Retro Bill, a national spokesperson and motivational speaker for the DARE program, appeared at Seipelt Elementary School in Milford.|
(Michael E. Keating photo)
He looks like Elvis (the pompadour), acts like Pee Wee Herman (maniacal and loud) and presents a unique and serious message on the importance of making good choices.
Cap this with bouts of spraying Silly String on his young audiences and twirling a pink hula hoop, and you've got an act that transfixes students - and maybe, just maybe, gets across an effective anti-drug message.
"I don't drink, I don't do drugs and I don't smoke," Retro Bill (a.k.a. Bill Russ of Hollywood, Calif.) told about 100 fifth- and sixth-graders last week at Seipelt Elementary in the Milford Exempted Village School District.
Russ' Thursday visit to the Tristate was his first since he became DARE America's official Safety Buddy four years ago.
The message from DARE (Drug Abuse Resistance Education) helps lay a foundation about positive life choices.
Russ learned the DARE message as a child in Aurora, Ill. By high school, he was known as "the boy who encouraged kids not to do bad things."
ABOUT RETRO BILL
Bill Russ ("Retro Bill'') of Hollywood, Calif., travels 340 days a year promoting messages of safety, self-esteem and good choices. His DARE Safety Tips Video won awards in 2002 from the International Children's Film Festival and the International Family Film Festival. DARE officers in more than 350,000 classrooms annually use Retro Bill's video. For information, call (661) 257-1955 or go to www.retrobill.com.
Before creating the Retro Bill character, Russ was a motivational speaker. Then in support of DARE, he produced a video on children's safety - starring Retro Bill - and donated it to DARE America for its use in schools.
"He's able to give the message of being different and having good behavior at the same time," said Milford DARE officer Kevin Petrocelli of the Miami Township Police Department.
The police department and school parent-teacher organizations paid for Retro Bill's visit. The total cost for six one-hour presentations Thursday and Friday at four public and two parochial schools was $350.

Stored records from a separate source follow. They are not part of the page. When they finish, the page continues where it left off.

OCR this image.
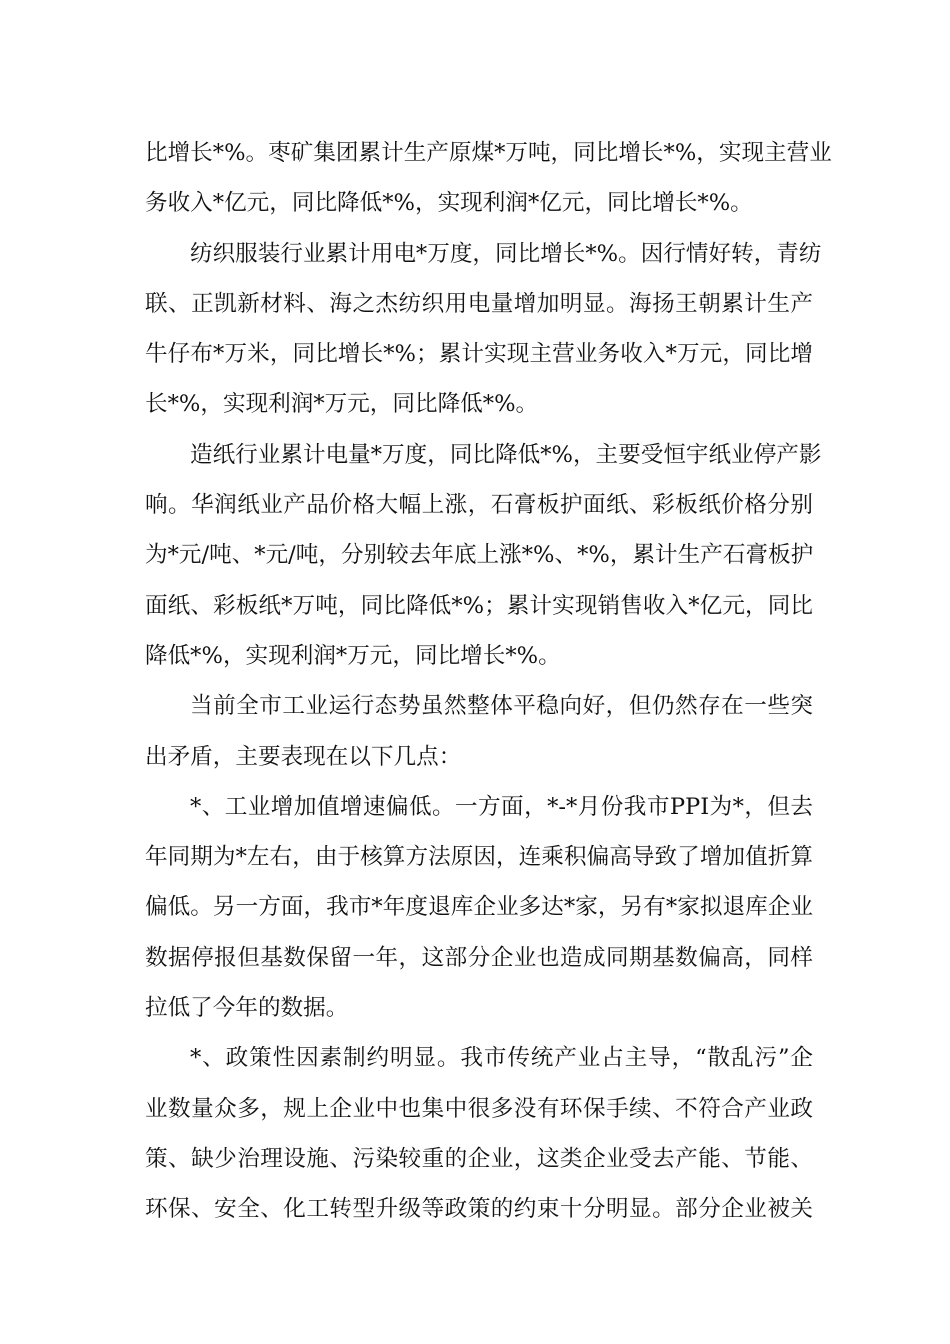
比增长*%。枣矿集团累计生产原煤*万吨，同比增长*%，实现主营业
务收入*亿元，同比降低*%，实现利润*亿元，同比增长*%。
纺织服装行业累计用电*万度，同比增长*%。因行情好转，青纺
联、正凯新材料、海之杰纺织用电量增加明显。海扬王朝累计生产
牛仔布*万米，同比增长*%；累计实现主营业务收入*万元，同比增
长*%，实现利润*万元，同比降低*%。
造纸行业累计电量*万度，同比降低*%，主要受恒宇纸业停产影
响。华润纸业产品价格大幅上涨，石膏板护面纸、彩板纸价格分别
为*元/吨、*元/吨，分别较去年底上涨*%、*%，累计生产石膏板护
面纸、彩板纸*万吨，同比降低*%；累计实现销售收入*亿元，同比
降低*%，实现利润*万元，同比增长*%。
当前全市工业运行态势虽然整体平稳向好，但仍然存在一些突
出矛盾，主要表现在以下几点：
*、工业增加值增速偏低。一方面，*-*月份我市PPI为*，但去
年同期为*左右，由于核算方法原因，连乘积偏高导致了增加值折算
偏低。另一方面，我市*年度退库企业多达*家，另有*家拟退库企业
数据停报但基数保留一年，这部分企业也造成同期基数偏高，同样
拉低了今年的数据。
*、政策性因素制约明显。我市传统产业占主导，“散乱污”企
业数量众多，规上企业中也集中很多没有环保手续、不符合产业政
策、缺少治理设施、污染较重的企业，这类企业受去产能、节能、
环保、安全、化工转型升级等政策的约束十分明显。部分企业被关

His Seipelt show started out with a bang. Retro Bill rushed into the cafeteria laughing, shouting and spraying Silly String all over the students.
From that antic came a message of sharing.
"If anybody didn't get a piece of Silly String, then those who did should give some to their neighbors, because sharing is cool," he said.
Retro Bill talked about his Elvis-like appearance, but emphasized that Retro Bill is alive and the King of Rock and Roll is dead, from drug abuse.
Russ' closing remark to students: "It's not easy growing up. But if you make good choices, it comes a lot easier."